Y: Sevda yolunu buldu baksana.
M: Anlamadım?
Y: Güzelim Sevda bak ne güzel sevgilisiyle yaşıyor, sen neden bana taşınmıyorsun? Koskoca ev, ikimize de yeter.
M: Ama Yusufum-
Y: Ya güzelim, ben her sabah senin o güzel ellerinle hazırladığın kahvaltıyı yemek istiyorum, eve senle girmek evden senle çıkmak istiyorum, her gece senle uyumak istiyorum hakkım değil mi ya?
M: Ya tabi hakkın aşkım, ben de istiyorum.
Y: Eee o zaman?
Bana masum masum bakmaya başladı.
M: Yaa bakma bana öyle. Dayanamıyorum ya.
Daha çok baktı.
M: Tamam ya tamam. Yarın cumartesi. Öğlen gel eşyalarımı toplayalım. Ama yardım edeceksin.
Mutluluğu yüzünden okunuyordu.
Y: Tamam tamam yeter ki gel, istersen tüm eşyalarını ben toplarım.
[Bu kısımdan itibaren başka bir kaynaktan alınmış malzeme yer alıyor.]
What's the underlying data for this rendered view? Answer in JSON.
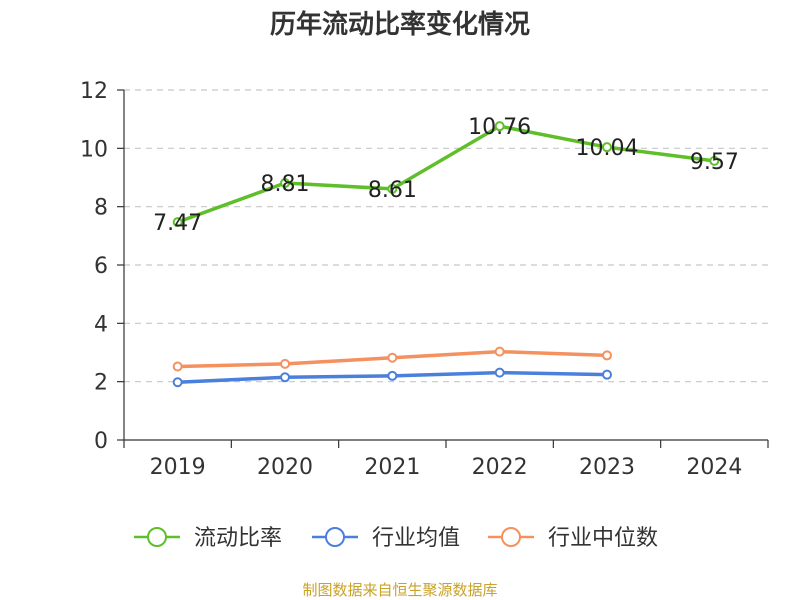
{
  "title": "历年流动比率变化情况",
  "source": "制图数据来自恒生聚源数据库",
  "chart_data": {
    "type": "line",
    "title": "历年流动比率变化情况",
    "xlabel": "",
    "ylabel": "",
    "categories": [
      "2019",
      "2020",
      "2021",
      "2022",
      "2023",
      "2024"
    ],
    "ylim": [
      0,
      12
    ],
    "yticks": [
      0,
      2,
      4,
      6,
      8,
      10,
      12
    ],
    "grid": true,
    "legend_position": "bottom",
    "series": [
      {
        "name": "流动比率",
        "color": "#5fbf2a",
        "values": [
          7.47,
          8.81,
          8.61,
          10.76,
          10.04,
          9.57
        ],
        "labels": [
          "7.47",
          "8.81",
          "8.61",
          "10.76",
          "10.04",
          "9.57"
        ]
      },
      {
        "name": "行业均值",
        "color": "#4a7fdc",
        "values": [
          1.98,
          2.15,
          2.2,
          2.31,
          2.24,
          null
        ]
      },
      {
        "name": "行业中位数",
        "color": "#f4915f",
        "values": [
          2.52,
          2.61,
          2.82,
          3.03,
          2.9,
          null
        ]
      }
    ]
  }
}
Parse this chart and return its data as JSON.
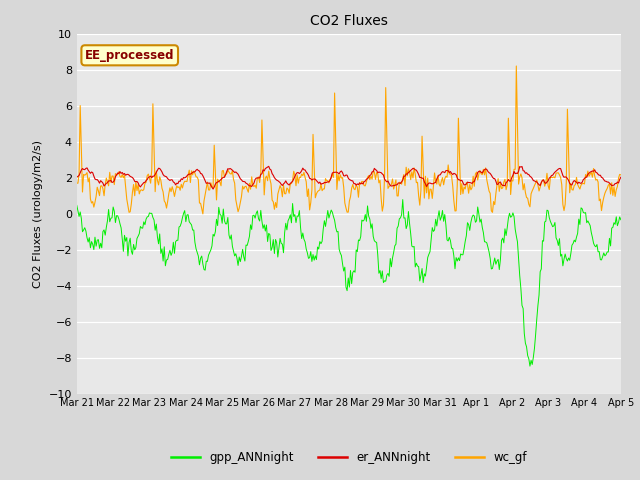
{
  "title": "CO2 Fluxes",
  "ylabel": "CO2 Fluxes (urology/m2/s)",
  "ylim": [
    -10,
    10
  ],
  "yticks": [
    -10,
    -8,
    -6,
    -4,
    -2,
    0,
    2,
    4,
    6,
    8,
    10
  ],
  "fig_bg_color": "#d8d8d8",
  "plot_bg_color": "#e8e8e8",
  "grid_color": "#ffffff",
  "annotation_text": "EE_processed",
  "annotation_bg": "#ffffcc",
  "annotation_border": "#cc8800",
  "annotation_text_color": "#880000",
  "line_colors": {
    "gpp": "#00ee00",
    "er": "#dd0000",
    "wc": "#ffa500"
  },
  "legend_labels": [
    "gpp_ANNnight",
    "er_ANNnight",
    "wc_gf"
  ],
  "x_tick_labels": [
    "Mar 21",
    "Mar 22",
    "Mar 23",
    "Mar 24",
    "Mar 25",
    "Mar 26",
    "Mar 27",
    "Mar 28",
    "Mar 29",
    "Mar 30",
    "Mar 31",
    "Apr 1",
    "Apr 2",
    "Apr 3",
    "Apr 4",
    "Apr 5"
  ],
  "num_points": 480,
  "num_days": 15
}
Söylediklerine gülerken evin önüne çoktan gelmiştik bile.
Y: Ya güzelim gitmesen?
Yanaklarını sıktım.
M: Ya sen çok tatlısın ben seni yerim. Çok mu seviyosun sen beni, tipine kurban olduğum.
Yanağını sıkmayı bıraktım ama elim hala yanağındaydı. Yanağını okşarken kafasını çevirip elimi öptü.
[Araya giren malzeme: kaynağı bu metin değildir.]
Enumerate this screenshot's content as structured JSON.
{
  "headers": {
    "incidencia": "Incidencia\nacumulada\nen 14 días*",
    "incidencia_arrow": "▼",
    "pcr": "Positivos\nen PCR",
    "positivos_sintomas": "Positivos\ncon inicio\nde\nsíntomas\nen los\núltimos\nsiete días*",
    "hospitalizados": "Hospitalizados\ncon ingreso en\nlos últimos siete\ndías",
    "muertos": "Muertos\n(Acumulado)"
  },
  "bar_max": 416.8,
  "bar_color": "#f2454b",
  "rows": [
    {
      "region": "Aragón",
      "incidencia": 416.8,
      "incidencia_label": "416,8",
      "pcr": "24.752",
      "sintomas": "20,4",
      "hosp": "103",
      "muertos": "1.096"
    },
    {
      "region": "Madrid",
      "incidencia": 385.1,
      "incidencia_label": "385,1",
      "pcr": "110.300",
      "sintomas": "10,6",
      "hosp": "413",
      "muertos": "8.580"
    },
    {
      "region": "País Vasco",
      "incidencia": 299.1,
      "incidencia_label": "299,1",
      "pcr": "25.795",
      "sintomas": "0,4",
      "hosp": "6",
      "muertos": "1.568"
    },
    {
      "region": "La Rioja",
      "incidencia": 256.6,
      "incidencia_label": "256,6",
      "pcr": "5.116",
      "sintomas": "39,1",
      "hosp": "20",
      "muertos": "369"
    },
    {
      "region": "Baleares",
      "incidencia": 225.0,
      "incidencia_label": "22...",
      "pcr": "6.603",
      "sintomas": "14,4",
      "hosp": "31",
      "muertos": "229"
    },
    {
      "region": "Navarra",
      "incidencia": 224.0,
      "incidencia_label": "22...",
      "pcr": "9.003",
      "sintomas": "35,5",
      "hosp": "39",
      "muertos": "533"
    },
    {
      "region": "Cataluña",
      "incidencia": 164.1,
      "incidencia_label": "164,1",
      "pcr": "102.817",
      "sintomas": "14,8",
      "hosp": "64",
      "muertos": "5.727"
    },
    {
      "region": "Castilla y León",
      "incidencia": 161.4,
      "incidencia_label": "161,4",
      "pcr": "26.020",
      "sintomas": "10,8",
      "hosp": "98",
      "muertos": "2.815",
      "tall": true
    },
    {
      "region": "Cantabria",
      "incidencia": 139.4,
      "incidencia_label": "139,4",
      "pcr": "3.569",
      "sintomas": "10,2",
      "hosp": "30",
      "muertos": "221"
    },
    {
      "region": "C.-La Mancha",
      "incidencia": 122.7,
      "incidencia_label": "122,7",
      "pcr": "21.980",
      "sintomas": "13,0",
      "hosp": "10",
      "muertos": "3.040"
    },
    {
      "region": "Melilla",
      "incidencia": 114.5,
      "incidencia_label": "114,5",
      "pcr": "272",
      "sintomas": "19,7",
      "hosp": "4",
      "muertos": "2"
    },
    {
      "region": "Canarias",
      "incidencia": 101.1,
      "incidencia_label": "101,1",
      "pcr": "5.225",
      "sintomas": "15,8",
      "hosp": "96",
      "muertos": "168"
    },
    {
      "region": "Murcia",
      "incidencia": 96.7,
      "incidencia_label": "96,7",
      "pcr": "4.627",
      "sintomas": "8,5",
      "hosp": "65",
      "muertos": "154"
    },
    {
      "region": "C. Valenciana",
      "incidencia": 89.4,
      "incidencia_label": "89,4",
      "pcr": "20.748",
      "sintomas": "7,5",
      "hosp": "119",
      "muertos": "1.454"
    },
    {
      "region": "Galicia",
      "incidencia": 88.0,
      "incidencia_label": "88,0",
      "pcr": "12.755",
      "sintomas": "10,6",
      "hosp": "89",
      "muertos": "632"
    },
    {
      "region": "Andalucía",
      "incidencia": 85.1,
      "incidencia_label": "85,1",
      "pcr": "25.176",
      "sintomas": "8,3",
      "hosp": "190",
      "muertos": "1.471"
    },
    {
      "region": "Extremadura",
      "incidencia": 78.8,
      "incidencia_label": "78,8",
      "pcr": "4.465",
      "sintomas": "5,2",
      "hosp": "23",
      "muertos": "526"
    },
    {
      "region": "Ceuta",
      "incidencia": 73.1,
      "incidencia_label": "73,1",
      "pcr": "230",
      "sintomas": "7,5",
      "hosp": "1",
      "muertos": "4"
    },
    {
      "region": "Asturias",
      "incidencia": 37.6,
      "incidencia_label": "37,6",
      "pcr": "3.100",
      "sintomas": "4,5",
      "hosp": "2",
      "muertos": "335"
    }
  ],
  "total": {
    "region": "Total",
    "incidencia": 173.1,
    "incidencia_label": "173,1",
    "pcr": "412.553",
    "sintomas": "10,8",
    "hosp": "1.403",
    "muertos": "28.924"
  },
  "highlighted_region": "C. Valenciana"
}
Y: Hadi bekletme Sevda'yı.
Bunu o kadar isteksiz söylüyordu ki, bir an ben de inmeyip onunla geri dönmeyi düşündüm.
M: Tamam.
Kapıyı açtım. Tam inecektim ki, kolumdan tuttu.
Y: Bir şey unutmadın mı?
İstediği şeyi biliyordum.
M: Ne gibi?
Y: Şu gibi.
Yaklaştı ve boynumu öptü. Dudağımı, yanağımı ve en son da alnımı öptü.
Y: Gül bakayım.
Gülümsedim. Yanağımdaki ellerinin başparmaklarını dudaklarım üstünde gezdirdi. Başparmağını öptüm. Geri çekildi ve gülümseyerek beni izlemeye başladı.
Y: Çok güzelsin.
Utandığım için gözlerimi kaçırdım. Saçlarımla oynamaya başladı. Ona baktığımda hala beni izlediğini fark ettim. Sonra gözleri hafiften dudaklarıma kaydı. Ellerimi boynuna doladığımda telefonum çalmaya başladı.
Y: Boşver açma.
Öpüşmeye başladığımızda telefon tekrar çalmaya başladı.
Y: Eeh yeter be!
Telefonu açtı.
Y: NE VAR LAN Bİ RAHAT VERMEDİNİZ!
M: Yusufum sakin ol bitanem ver bana.
Telefonu elinden aldım.
S: Anda bir dahakine telefonu sen aç olur mu?
Güldüm.
M: Tamam anda. Nerdesin sen?
S: Evdeyim. Saat 10 oldu, hala yoksun da gelmeyeceksin sandım.
M: Yok anda yok. Kapının önündeyim aç kapıyı.